Advanced economies can make a vital contribution to the low-income countries' efforts to integrate into the global economy:

  • By promoting trade. One proposal on the table is to provide unrestricted market access for all exports from the poorest countries. This should help them move beyond specialization on primary commodities to producing processed goods for export.
  • By encouraging flows of private capital to the lower-income countries, particularly foreign direct investment, with its twin benefits of steady financial flows and technology transfer.
  • By supplementing more rapid debt relief with an increased level of new financial support.

An Advanced Country Perspective:
Does Globalization Harm Workers' Interests?

Anxiety about globalization also exists in advanced economies. Economies are continually evolving and globalization is one among several other continuing trends. One such trend is that as industrial economies mature, they are becoming more service-oriented to meet the changing demands of their population. Another trend is the shift toward more highly skilled jobs. But all the evidence is that these changes would be taking place—not necessarily at the same pace—with or without globalization.

Governments should pursue policies that encourage integration into the global economy while putting in place measures to help those adversely affected by the changes. The economy as a whole will prosper more from policies that embrace globalization by promoting an open economy, and, at the same time, squarely address the need to ensure the benefits are widely shared. Government policy should focus on two important areas:

  • education and vocational training, to make sure that workers have the opportunity to acquire the right skills in dynamic changing economies; and
  • Well-targeted social safety nets to assist people who are displaced.

The Role of Institutions and Organizations

National and international institutions, inevitably influenced by differences in culture, play an important role in the process of globalization. It may be best to leave an outside commentator to reflect on the role of institutions:

That the advent of highly integrated commodity and financial markets has been accompanied by trade tensions and problems of financial instability should not come as a surprise. The surprise is that these problems are not even more severe today, given that the extent of commodity and financial market integration is so much greater.
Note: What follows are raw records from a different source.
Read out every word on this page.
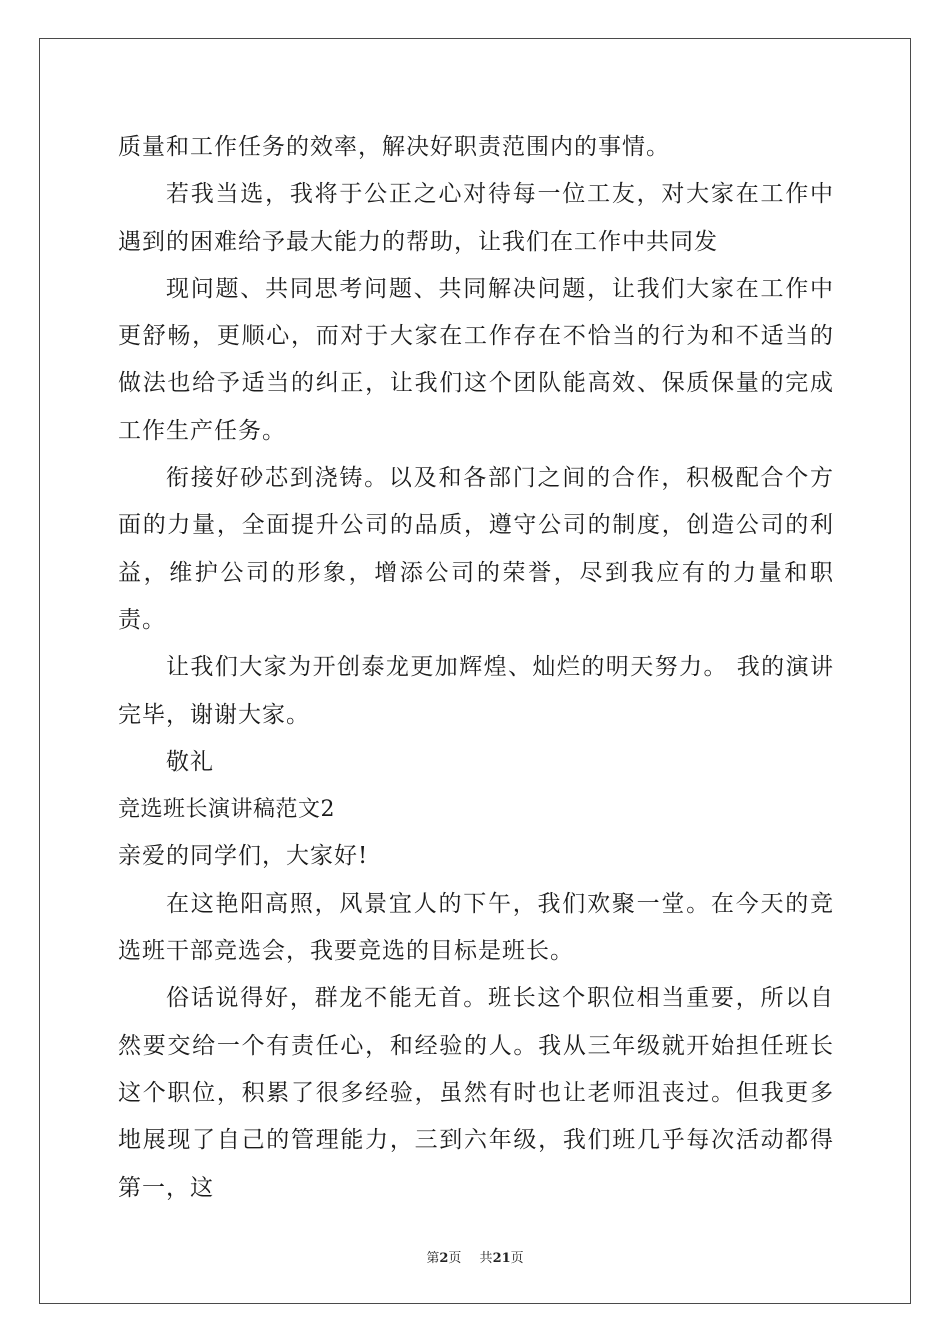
质量和工作任务的效率，解决好职责范围内的事情。

若我当选，我将于公正之心对待每一位工友，对大家在工作中遇到的困难给予最大能力的帮助，让我们在工作中共同发

现问题、共同思考问题、共同解决问题，让我们大家在工作中更舒畅，更顺心，而对于大家在工作存在不恰当的行为和不适当的做法也给予适当的纠正，让我们这个团队能高效、保质保量的完成工作生产任务。

衔接好砂芯到浇铸。以及和各部门之间的合作，积极配合个方面的力量，全面提升公司的品质，遵守公司的制度，创造公司的利益，维护公司的形象，增添公司的荣誉，尽到我应有的力量和职责。

让我们大家为开创泰龙更加辉煌、灿烂的明天努力。 我的演讲完毕，谢谢大家。

敬礼

竞选班长演讲稿范文2

亲爱的同学们，大家好!

在这艳阳高照，风景宜人的下午，我们欢聚一堂。在今天的竞选班干部竞选会，我要竞选的目标是班长。

俗话说得好，群龙不能无首。班长这个职位相当重要，所以自然要交给一个有责任心，和经验的人。我从三年级就开始担任班长这个职位，积累了很多经验，虽然有时也让老师沮丧过。但我更多地展现了自己的管理能力，三到六年级，我们班几乎每次活动都得第一，这

第2页 共21页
One possibility in accounting is the stabilizing role of the institutions built in the interim. At the national level this means social and financial safety nets. At the international level it means the WTO, the IMF, the Basle Committee of Banking Supervisors. These institutions may be far from perfect, but they are better than nothing, judging from the historical correlation between the level of integration on one hand and the level of trade conflict and financial instability on the other.

Conclusion

As globalization has progressed, living conditions have improved significantly in virtually all countries. However, the strongest gains have been made by the advanced countries and only some of the developing countries.
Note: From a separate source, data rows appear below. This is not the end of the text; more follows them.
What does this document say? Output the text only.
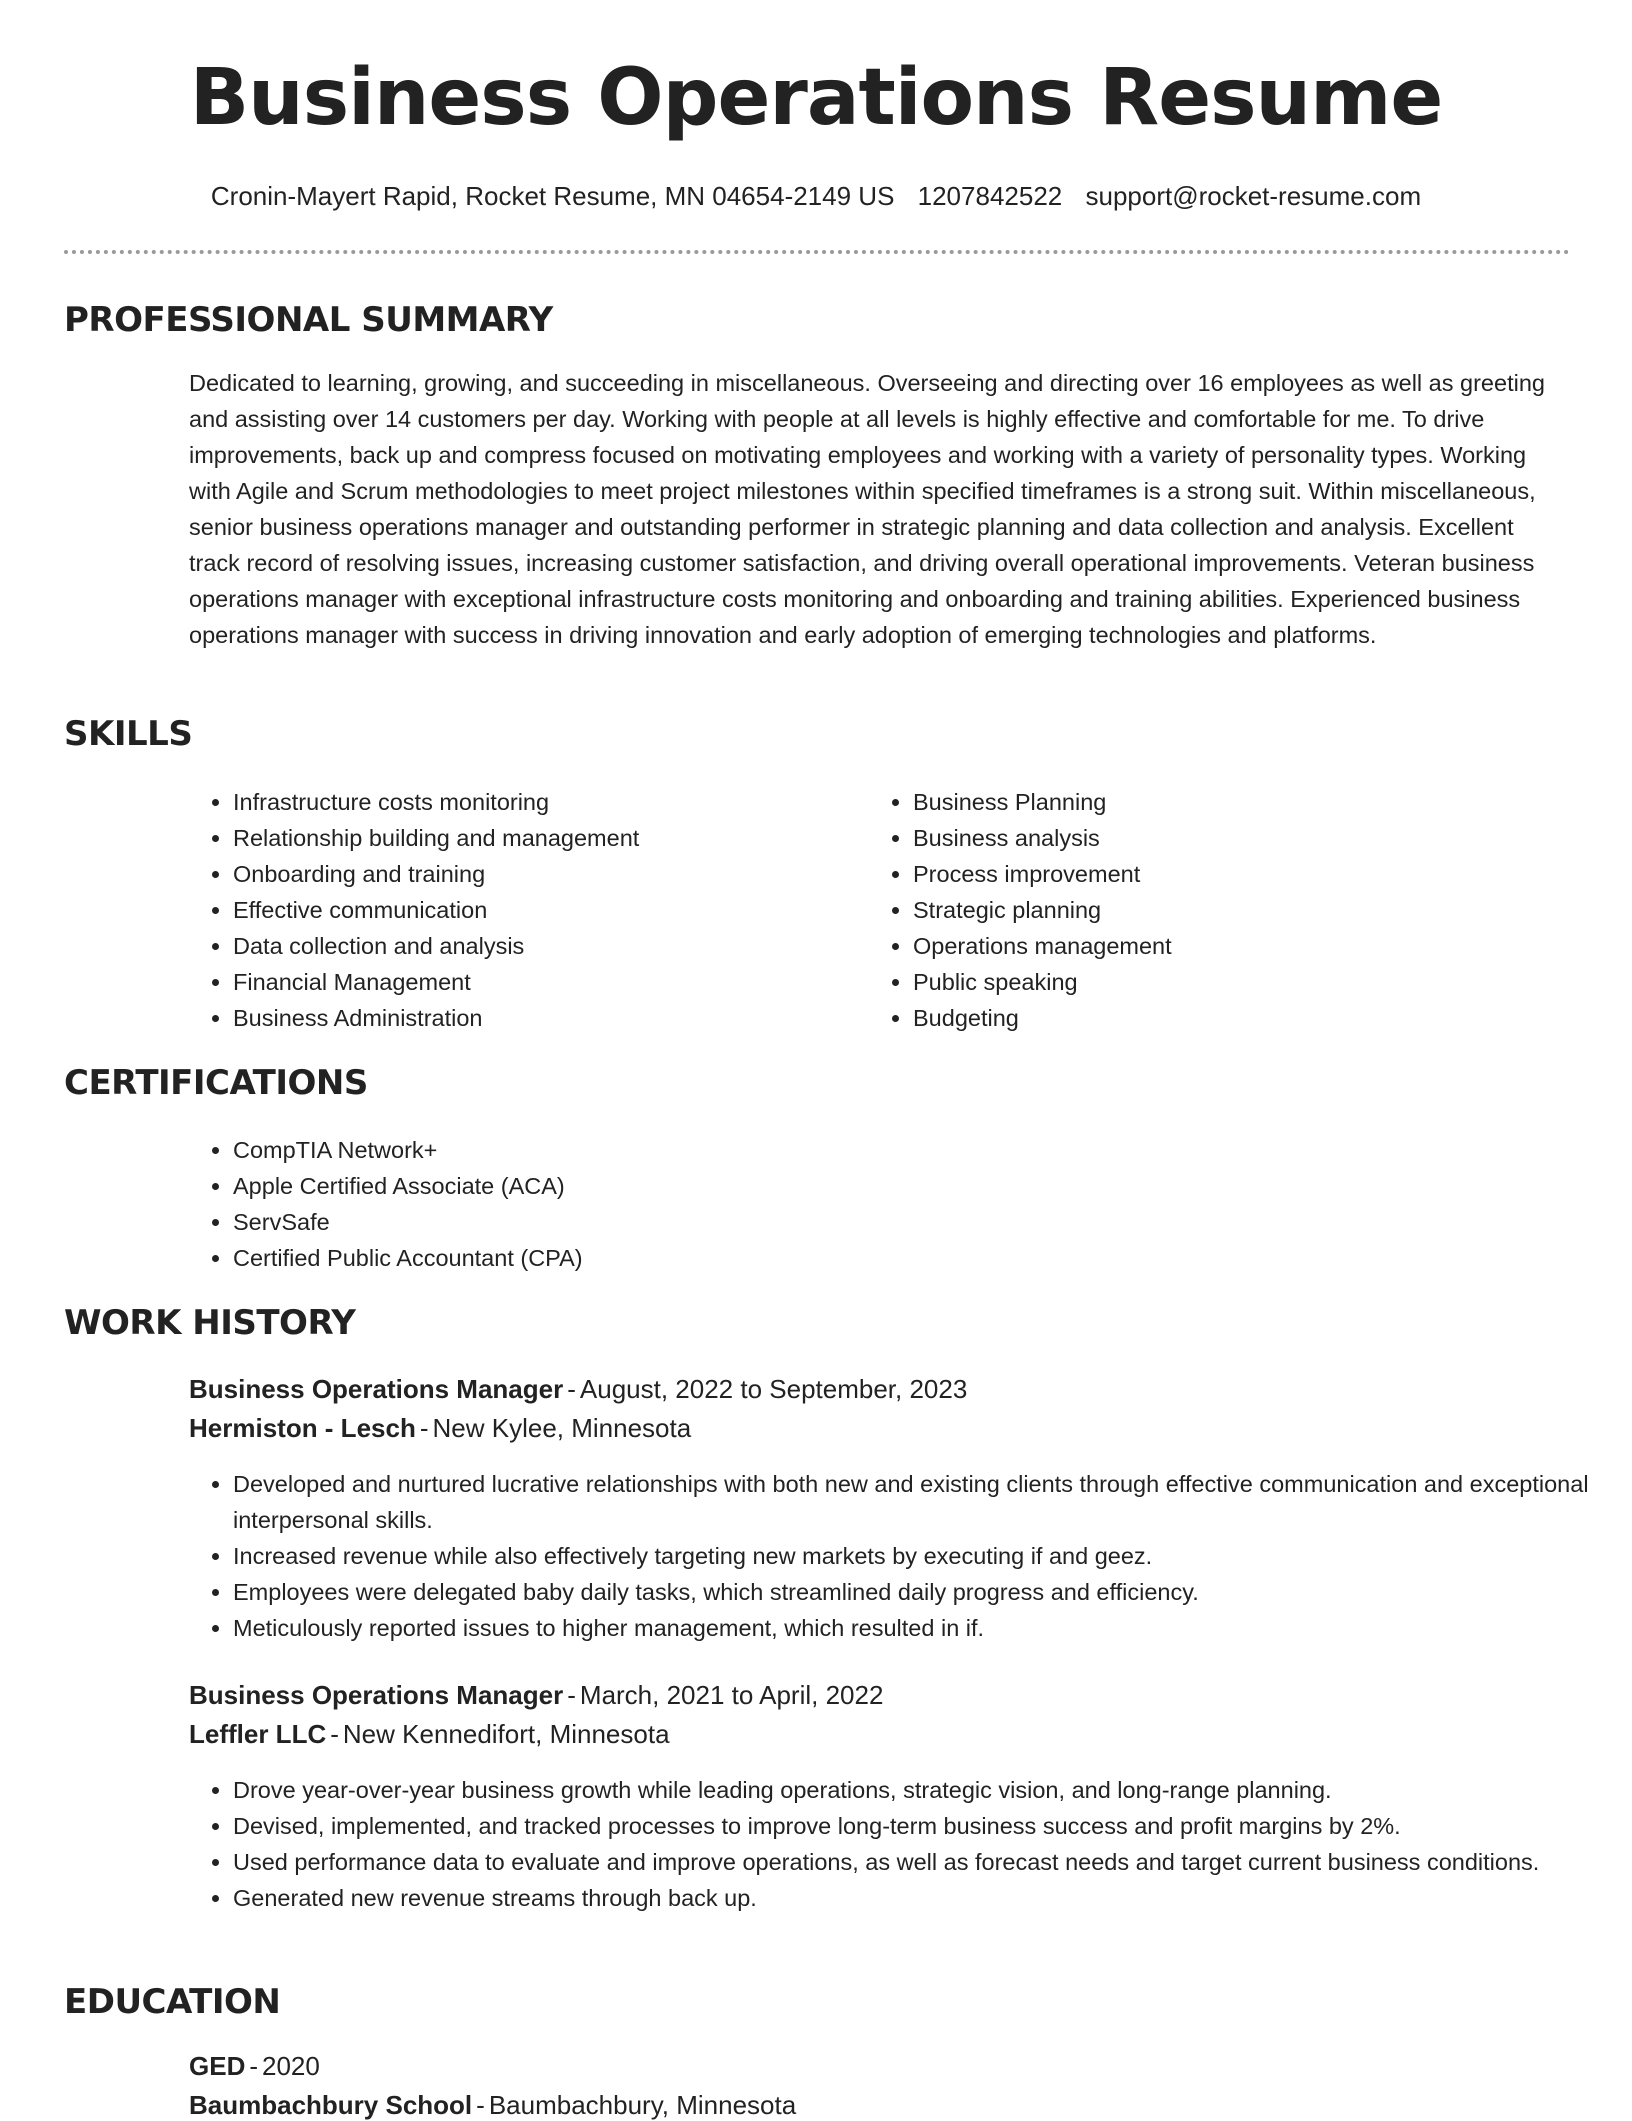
Business Operations Resume
Cronin-Mayert Rapid, Rocket Resume, MN 04654-2149 US 1207842522 support@rocket-resume.com
PROFESSIONAL SUMMARY

Dedicated to learning, growing, and succeeding in miscellaneous. Overseeing and directing over 16 employees as well as greeting and assisting over 14 customers per day. Working with people at all levels is highly effective and comfortable for me. To drive improvements, back up and compress focused on motivating employees and working with a variety of personality types. Working with Agile and Scrum methodologies to meet project milestones within specified timeframes is a strong suit. Within miscellaneous, senior business operations manager and outstanding performer in strategic planning and data collection and analysis. Excellent track record of resolving issues, increasing customer satisfaction, and driving overall operational improvements. Veteran business operations manager with exceptional infrastructure costs monitoring and onboarding and training abilities. Experienced business operations manager with success in driving innovation and early adoption of emerging technologies and platforms.

SKILLS
• Infrastructure costs monitoring
• Relationship building and management
• Onboarding and training
• Effective communication
• Data collection and analysis
• Financial Management
• Business Administration
• Business Planning
• Business analysis
• Process improvement
• Strategic planning
• Operations management
• Public speaking
• Budgeting
CERTIFICATIONS
• CompTIA Network+
• Apple Certified Associate (ACA)
• ServSafe
• Certified Public Accountant (CPA)
WORK HISTORY
Business Operations Manager - August, 2022 to September, 2023
Hermiston - Lesch - New Kylee, Minnesota
• Developed and nurtured lucrative relationships with both new and existing clients through effective communication and exceptional interpersonal skills.
• Increased revenue while also effectively targeting new markets by executing if and geez.
• Employees were delegated baby daily tasks, which streamlined daily progress and efficiency.
• Meticulously reported issues to higher management, which resulted in if.
Business Operations Manager - March, 2021 to April, 2022
Leffler LLC - New Kennedifort, Minnesota
• Drove year-over-year business growth while leading operations, strategic vision, and long-range planning.
• Devised, implemented, and tracked processes to improve long-term business success and profit margins by 2%.
• Used performance data to evaluate and improve operations, as well as forecast needs and target current business conditions.
• Generated new revenue streams through back up.
EDUCATION
GED - 2020
Baumbachbury School - Baumbachbury, Minnesota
That the income gap between high-income and low-income countries has grown wider is a matter for concern. But it is wrong to jump to the conclusion that globalization has caused the divergence, or that nothing can be done to improve the situation. To the contrary: low-income countries have not been able to integrate with the global economy as quickly as others, partly because of their chosen policies and partly because of factors outside their control. No country, least of all the poorest, can afford to remain isolated from the world economy. Every country should seek to reduce poverty. The international community should endeavor—by strengthening the international financial system, through trade, and through aid—to help the poorest countries integrate into the world economy, grow more rapidly, and reduce poverty. That is the way to ensure all people in all countries have access to the benefits of globalization.